Autre sujet de préoccupation pour les collectivités, la pérennité du THD radio. Si l'Avicca s'est félicitée du prolongement du guichet THD radio jusqu'en septembre 2020, elle s'est inquiétée du risque de voir cette technologie sacrifiée sur l'autel de la 5G. Quarante collectivités intègrent en effet aujourd'hui un volet THD radio (Wifi, WifiMax, Wimax, TDD LTE…) dans leurs réseaux d'initiative publique, ces services se révélant particulièrement adaptés au raccordement des PME dans des zones difficiles à fibrer. Or la 5G va être déployée en partie sur la bande 3,5 Ghz, celle-là même qui est utilisée pour le THD radio. Sur ce sujet, l'Arcep s'est voulue rassurante : il est envisagé dès aujourd'hui de laisser une place à la "5G fixe", technologie qui aurait vocation à remplacer à partir de 2026 celles utilisées aujourd'hui pour THD radio. Et pour anticiper la montée en débit des réseaux THD radio, l'autorité est particulièrement vigilante sur la bonne articulation entre les réseaux fibre et les déploiements de pylônes dans le cadre de l'examen des dossiers THD radio soumis par les collectivités.
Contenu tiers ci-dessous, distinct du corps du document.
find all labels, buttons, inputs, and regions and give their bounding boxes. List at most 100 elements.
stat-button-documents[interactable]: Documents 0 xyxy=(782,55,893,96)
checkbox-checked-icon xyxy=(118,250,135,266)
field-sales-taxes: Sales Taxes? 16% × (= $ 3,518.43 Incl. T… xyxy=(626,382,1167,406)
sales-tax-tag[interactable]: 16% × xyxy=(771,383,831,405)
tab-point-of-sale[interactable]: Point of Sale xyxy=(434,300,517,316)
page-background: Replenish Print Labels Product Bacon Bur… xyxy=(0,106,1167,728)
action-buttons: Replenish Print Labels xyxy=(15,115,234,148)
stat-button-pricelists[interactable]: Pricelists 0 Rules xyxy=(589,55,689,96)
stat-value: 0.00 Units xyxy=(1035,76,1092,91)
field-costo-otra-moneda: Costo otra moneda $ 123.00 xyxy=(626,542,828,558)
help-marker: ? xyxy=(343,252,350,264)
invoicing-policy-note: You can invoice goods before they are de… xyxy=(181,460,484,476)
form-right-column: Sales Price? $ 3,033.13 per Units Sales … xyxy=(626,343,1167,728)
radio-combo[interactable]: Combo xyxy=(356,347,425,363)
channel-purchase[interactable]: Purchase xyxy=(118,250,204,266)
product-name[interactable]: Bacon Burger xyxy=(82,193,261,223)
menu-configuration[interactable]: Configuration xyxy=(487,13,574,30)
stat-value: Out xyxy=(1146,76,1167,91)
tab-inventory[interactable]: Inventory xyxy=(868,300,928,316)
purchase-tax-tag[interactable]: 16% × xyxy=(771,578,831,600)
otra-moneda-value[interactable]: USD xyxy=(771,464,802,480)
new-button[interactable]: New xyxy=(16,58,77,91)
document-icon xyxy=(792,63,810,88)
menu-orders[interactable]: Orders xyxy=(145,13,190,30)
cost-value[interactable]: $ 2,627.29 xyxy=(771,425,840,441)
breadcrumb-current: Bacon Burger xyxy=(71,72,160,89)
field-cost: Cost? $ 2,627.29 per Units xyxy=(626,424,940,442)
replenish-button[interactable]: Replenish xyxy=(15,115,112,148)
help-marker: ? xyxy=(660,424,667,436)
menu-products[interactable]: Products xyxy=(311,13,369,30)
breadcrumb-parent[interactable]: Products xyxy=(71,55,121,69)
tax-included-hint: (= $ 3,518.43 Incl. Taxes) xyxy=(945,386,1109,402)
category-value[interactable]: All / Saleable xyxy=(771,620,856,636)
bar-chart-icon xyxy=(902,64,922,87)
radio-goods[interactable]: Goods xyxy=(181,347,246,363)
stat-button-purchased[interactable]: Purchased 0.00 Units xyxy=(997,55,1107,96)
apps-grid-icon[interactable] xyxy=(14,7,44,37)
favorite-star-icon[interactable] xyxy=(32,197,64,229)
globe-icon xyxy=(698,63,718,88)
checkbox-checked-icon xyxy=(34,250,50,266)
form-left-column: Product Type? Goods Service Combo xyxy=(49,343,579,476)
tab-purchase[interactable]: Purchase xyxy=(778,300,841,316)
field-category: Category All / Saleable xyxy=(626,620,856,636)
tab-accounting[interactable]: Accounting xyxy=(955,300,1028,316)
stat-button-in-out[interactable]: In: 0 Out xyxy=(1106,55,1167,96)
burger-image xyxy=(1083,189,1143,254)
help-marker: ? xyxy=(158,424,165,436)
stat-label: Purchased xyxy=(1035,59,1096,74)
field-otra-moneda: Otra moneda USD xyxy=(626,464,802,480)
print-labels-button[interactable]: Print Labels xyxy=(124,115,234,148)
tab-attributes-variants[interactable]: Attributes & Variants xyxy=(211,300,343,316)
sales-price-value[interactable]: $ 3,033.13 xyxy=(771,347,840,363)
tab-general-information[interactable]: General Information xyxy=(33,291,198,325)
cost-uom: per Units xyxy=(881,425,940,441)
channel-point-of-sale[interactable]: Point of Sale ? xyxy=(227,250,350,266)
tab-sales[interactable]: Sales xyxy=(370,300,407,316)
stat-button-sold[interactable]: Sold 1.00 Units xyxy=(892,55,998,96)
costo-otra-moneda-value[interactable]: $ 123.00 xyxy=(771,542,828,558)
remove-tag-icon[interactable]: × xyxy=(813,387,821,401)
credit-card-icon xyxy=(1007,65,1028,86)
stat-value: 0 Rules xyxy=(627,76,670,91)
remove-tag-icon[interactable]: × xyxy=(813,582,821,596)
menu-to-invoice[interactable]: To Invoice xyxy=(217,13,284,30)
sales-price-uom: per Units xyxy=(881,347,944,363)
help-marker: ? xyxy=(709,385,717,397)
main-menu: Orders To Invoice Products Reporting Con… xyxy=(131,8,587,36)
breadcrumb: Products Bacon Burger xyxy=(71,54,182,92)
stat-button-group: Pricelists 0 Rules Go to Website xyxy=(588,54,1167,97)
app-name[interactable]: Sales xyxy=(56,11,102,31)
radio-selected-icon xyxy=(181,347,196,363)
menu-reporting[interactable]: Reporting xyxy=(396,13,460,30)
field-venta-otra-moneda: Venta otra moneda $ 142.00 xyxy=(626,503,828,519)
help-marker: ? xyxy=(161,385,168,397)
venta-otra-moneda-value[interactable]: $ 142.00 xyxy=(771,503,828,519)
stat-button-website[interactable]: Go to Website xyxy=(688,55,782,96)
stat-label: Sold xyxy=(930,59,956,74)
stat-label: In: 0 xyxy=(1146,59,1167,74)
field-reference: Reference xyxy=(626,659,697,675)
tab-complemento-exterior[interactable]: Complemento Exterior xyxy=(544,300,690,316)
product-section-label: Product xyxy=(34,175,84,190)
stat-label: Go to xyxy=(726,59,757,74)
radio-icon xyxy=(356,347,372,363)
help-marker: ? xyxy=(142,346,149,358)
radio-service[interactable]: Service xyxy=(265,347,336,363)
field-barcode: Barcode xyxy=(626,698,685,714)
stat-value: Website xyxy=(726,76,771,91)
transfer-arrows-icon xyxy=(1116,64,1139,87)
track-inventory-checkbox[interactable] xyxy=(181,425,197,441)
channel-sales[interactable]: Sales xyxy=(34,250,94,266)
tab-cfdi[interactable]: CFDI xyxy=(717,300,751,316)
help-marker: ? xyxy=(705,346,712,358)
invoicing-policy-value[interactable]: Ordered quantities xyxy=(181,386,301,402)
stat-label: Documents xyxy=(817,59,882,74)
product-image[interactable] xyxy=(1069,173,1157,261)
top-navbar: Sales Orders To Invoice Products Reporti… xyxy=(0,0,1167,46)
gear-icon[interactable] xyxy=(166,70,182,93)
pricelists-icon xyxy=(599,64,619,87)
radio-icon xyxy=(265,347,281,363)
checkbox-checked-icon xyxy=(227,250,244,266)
Avec 422 antennes 5G en service selon l'ANFR au 1er novembre - dans le cadre des expérimentations autorisées par l'Arcep - le chemin reste long pour voir la 5G véritablement démarrer. L'autorité affirme que la commercialisation débutera bien en 2020, mais force est de constater que les retards s'accumulent. Car après les enchères, il faudra également que sortent les décrets d'application de la loi dite "anti-Huawei" sur les matériels 5G.